Resets the optimizer's internal state.

public override void Reset()

ReverseUpdate(Vector<T>, Vector<T>)

Reverses an AdamW gradient update to recover original parameters.

public override Vector<T> ReverseUpdate(Vector<T> updatedParameters, Vector<T> appliedGradients)

Parameters

updatedParameters Vector<T>
appliedGradients Vector<T>

Returns

Vector<T>

Serialize()

Serializes the optimizer's state into a byte array.

public override byte[] Serialize()

Returns

byte[]

UpdateAdaptiveParameters(OptimizationStepData<T, TInput, TOutput>, OptimizationStepData<T, TInput, TOutput>)

Updates the adaptive parameters of the optimizer based on the current and previous optimization steps.

protected override void UpdateAdaptiveParameters(OptimizationStepData<T, TInput, TOutput> currentStepData, OptimizationStepData<T, TInput, TOutput> previousStepData)

Parameters

currentStepData OptimizationStepData<T, TInput, TOutput>
previousStepData OptimizationStepData<T, TInput, TOutput>

UpdateOptions(OptimizationAlgorithmOptions<T, TInput, TOutput>)

Updates the optimizer's options.

protected override void UpdateOptions(OptimizationAlgorithmOptions<T, TInput, TOutput> options)

Parameters

options OptimizationAlgorithmOptions<T, TInput, TOutput>

UpdateParameters(Matrix<T>, Matrix<T>)

Updates a matrix of parameters using the AdamW optimization algorithm.

public override Matrix<T> UpdateParameters(Matrix<T> parameters, Matrix<T> gradient)

Parameters

parameters Matrix<T>
gradient Matrix<T>

Returns

Matrix<T>

UpdateParameters(Vector<T>, Vector<T>)

Updates a vector of parameters using the AdamW optimization algorithm with decoupled weight decay.

public override Vector<T> UpdateParameters(Vector<T> parameters, Vector<T> gradient)

Parameters

parameters Vector<T>

The current parameter vector to be updated.

gradient Vector<T>

The gradient vector corresponding to the parameters.

Returns

Vector<T>

The updated parameter vector.

UpdateParametersGpu(IGpuBuffer, IGpuBuffer, int, IDirectGpuBackend)

Updates parameters on the GPU using the AdamW kernel.

public override void UpdateParametersGpu(IGpuBuffer parameters, IGpuBuffer gradients, int parameterCount, IDirectGpuBackend backend)

Parameters

parameters IGpuBuffer
gradients IGpuBuffer
parameterCount int
backend IDirectGpuBackend

UpdateSolution(IFullModel<T, TInput, TOutput>, Vector<T>)

Updates the current solution using the AdamW update rule with decoupled weight decay.

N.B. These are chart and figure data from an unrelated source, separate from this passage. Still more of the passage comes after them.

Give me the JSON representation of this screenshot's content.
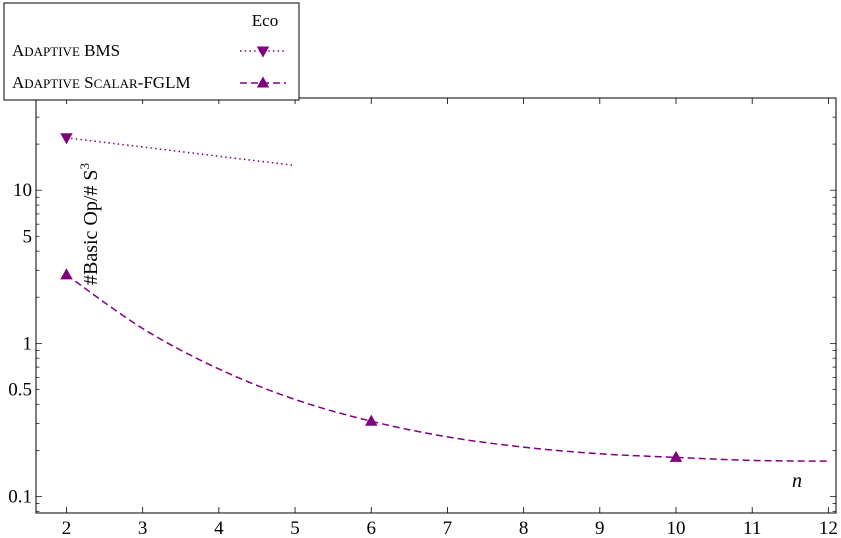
{
  "chart_data": {
    "type": "line",
    "title": "Eco",
    "xlabel": "n",
    "ylabel": "#Basic Op/# S",
    "ylabel_superscript": "3",
    "yscale": "log",
    "xlim": [
      1.6,
      12.1
    ],
    "ylim": [
      0.078,
      40
    ],
    "x_ticks": [
      2,
      3,
      4,
      5,
      6,
      7,
      8,
      9,
      10,
      11,
      12
    ],
    "y_ticks": [
      {
        "value": 0.1,
        "label": "0.1"
      },
      {
        "value": 0.5,
        "label": "0.5"
      },
      {
        "value": 1,
        "label": "1"
      },
      {
        "value": 5,
        "label": "5"
      },
      {
        "value": 10,
        "label": "10"
      }
    ],
    "legend_position": "top-left",
    "series": [
      {
        "name_parts": [
          {
            "text": "A",
            "sc": false
          },
          {
            "text": "DAPTIVE",
            "sc": true
          },
          {
            "text": " BMS",
            "sc": false
          }
        ],
        "color": "#800080",
        "linestyle": "dotted",
        "marker": "triangle-down",
        "marker_x": [
          2
        ],
        "x": [
          2,
          5
        ],
        "y": [
          22,
          14.5
        ]
      },
      {
        "name_parts": [
          {
            "text": "A",
            "sc": false
          },
          {
            "text": "DAPTIVE",
            "sc": true
          },
          {
            "text": " S",
            "sc": false
          },
          {
            "text": "CALAR",
            "sc": true
          },
          {
            "text": "-FGLM",
            "sc": false
          }
        ],
        "color": "#800080",
        "linestyle": "dashed",
        "marker": "triangle-up",
        "marker_x": [
          2,
          6,
          10
        ],
        "x": [
          2,
          3,
          4,
          5,
          6,
          7,
          8,
          9,
          10,
          11,
          12
        ],
        "y": [
          2.8,
          1.25,
          0.68,
          0.43,
          0.31,
          0.245,
          0.21,
          0.19,
          0.18,
          0.172,
          0.17
        ]
      }
    ]
  }
}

protected override IFullModel<T, TInput, TOutput> UpdateSolution(IFullModel<T, TInput, TOutput> currentSolution, Vector<T> gradient)

Parameters

currentSolution IFullModel<T, TInput, TOutput>

The current solution being optimized.

gradient Vector<T>

The calculated gradient for the current solution.

Returns

IFullModel<T, TInput, TOutput>

A new solution with updated parameters.